12B.3 Probabilistic evaluation of MCV dynamics and predictability through ensemble forecasting

Thursday, 4 August 2005: 11:00 AM
Ambassador Ballroom (Omni Shoreham Hotel Washington D.C.)
Dan Hawblitzel, Texas A&M University, College Station, TX; and F. Zhang

This study examines the dynamics and predictability of the mesoscale convective vortex (MCV) event of 10-13 June 2003 (BAMEX IOP 8) through ensemble forecasting. The MCV of interest formed from a preexisting upper-level disturbance over the southwest United States on 10 June and matured as it traveled northeastward. The BAMEX field campaign provided a relatively dense collection of upper air observations on 11 June during the mature stage of this vortex.
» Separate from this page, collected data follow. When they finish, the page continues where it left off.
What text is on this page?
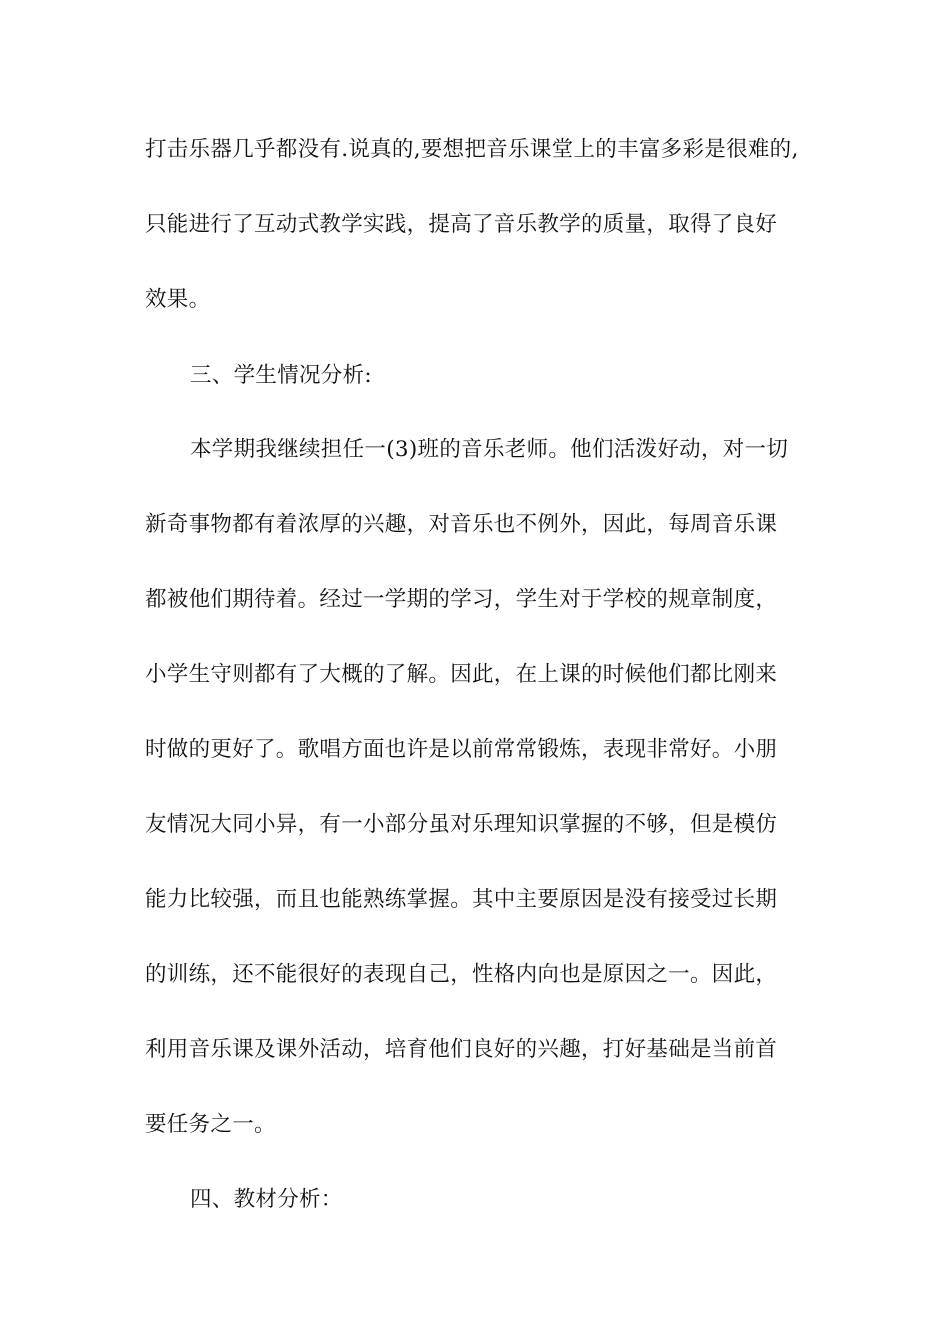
打击乐器几乎都没有.说真的,要想把音乐课堂上的丰富多彩是很难的,
只能进行了互动式教学实践，提高了音乐教学的质量，取得了良好
效果。
三、学生情况分析:
本学期我继续担任一(3)班的音乐老师。他们活泼好动，对一切
新奇事物都有着浓厚的兴趣，对音乐也不例外，因此，每周音乐课
都被他们期待着。经过一学期的学习，学生对于学校的规章制度，
小学生守则都有了大概的了解。因此，在上课的时候他们都比刚来
时做的更好了。歌唱方面也许是以前常常锻炼，表现非常好。小朋
友情况大同小异，有一小部分虽对乐理知识掌握的不够，但是模仿
能力比较强，而且也能熟练掌握。其中主要原因是没有接受过长期
的训练，还不能很好的表现自己，性格内向也是原因之一。因此，
利用音乐课及课外活动，培育他们良好的兴趣，打好基础是当前首
要任务之一。
四、教材分析：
This event is of particular interest to the study of the MCV dynamics and predictability given the anomalously strong and long-lived nature of the circulation and the dense data set.
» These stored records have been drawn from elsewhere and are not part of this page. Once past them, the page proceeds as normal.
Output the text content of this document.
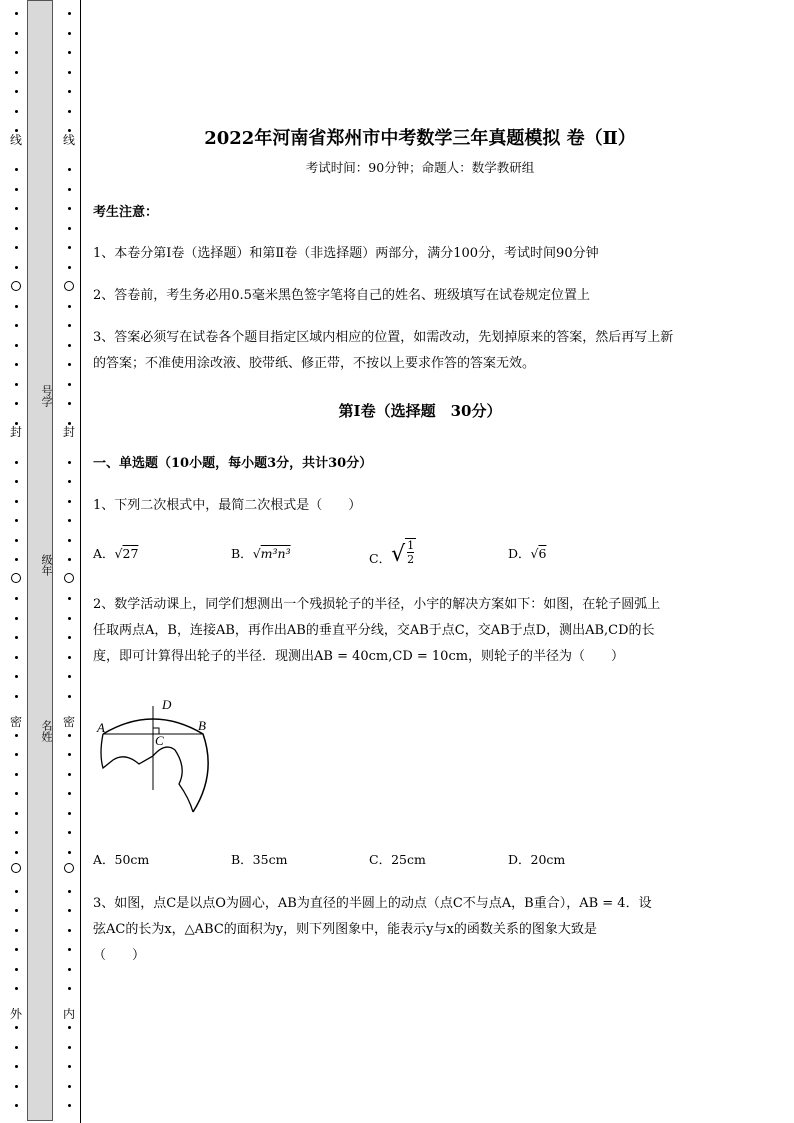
线
封
密
外
号学
级年
名姓
线
封
密
内
2022年河南省郑州市中考数学三年真题模拟 卷（Ⅱ）
考试时间：90分钟；命题人：数学教研组
考生注意：
1、本卷分第Ⅰ卷（选择题）和第Ⅱ卷（非选择题）两部分，满分100分，考试时间90分钟
2、答卷前，考生务必用0.5毫米黑色签字笔将自己的姓名、班级填写在试卷规定位置上
3、答案必须写在试卷各个题目指定区域内相应的位置，如需改动，先划掉原来的答案，然后再写上新
的答案；不准使用涂改液、胶带纸、修正带，不按以上要求作答的答案无效。
第Ⅰ卷（选择题　30分）
一、单选题（10小题，每小题3分，共计30分）
1、下列二次根式中，最简二次根式是（　　）
A．√27	B．√m³n³	C．√ $\frac{1}{2}$	D．√6
2、数学活动课上，同学们想测出一个残损轮子的半径，小宇的解决方案如下：如图，在轮子圆弧上
任取两点A，B，连接AB，再作出AB的垂直平分线，交AB于点C，交AB于点D，测出AB,CD的长
度，即可计算得出轮子的半径．现测出AB = 40cm,CD = 10cm，则轮子的半径为（　　）
A	B
C
D
A．50cm	B．35cm	C．25cm	D．20cm
3、如图，点C是以点O为圆心，AB为直径的半圆上的动点（点C不与点A，B重合），AB = 4．设
弦AC的长为x，△ABC的面积为y，则下列图象中，能表示y与x的函数关系的图象大致是
（　　）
An ensemble of 20 forecasts using the mesoscale model MM5 with horizontal grid increments of 10 km are employed to evaluate probabilistically the dynamics and predictability of the MCV through the examination of the ensemble mean spread as well as the correlations between different forecast variables at different forecast times. It is shown that a small-amplitude large-scale balanced initial perturbation may result in very large ensemble spread, ranging from a very strong MCV to no MCV at all. Despite similar synoptic-scale conditions, the ensemble MCV forecasts vary greatly depending on intensity and coverage of simulated convection, illustrating the critical role of convection in the development and evolution of an MCV. It is also found that convection near the center of an MCV is an important factor in determining the eventual growth of a surface vortex, and that surface cyclogenesis is favored directly underneath convection and not necessarily the MCV center itself. These findings support the conclusions drawn from the evaluation of the observational analysis and deterministic forecasts. They also illustrate the extreme uncertainty associated with predicting an MCV due to the extreme sensitivity to convection, and demonstrate the advantage of employing ensemble forecasts for MCV prediction.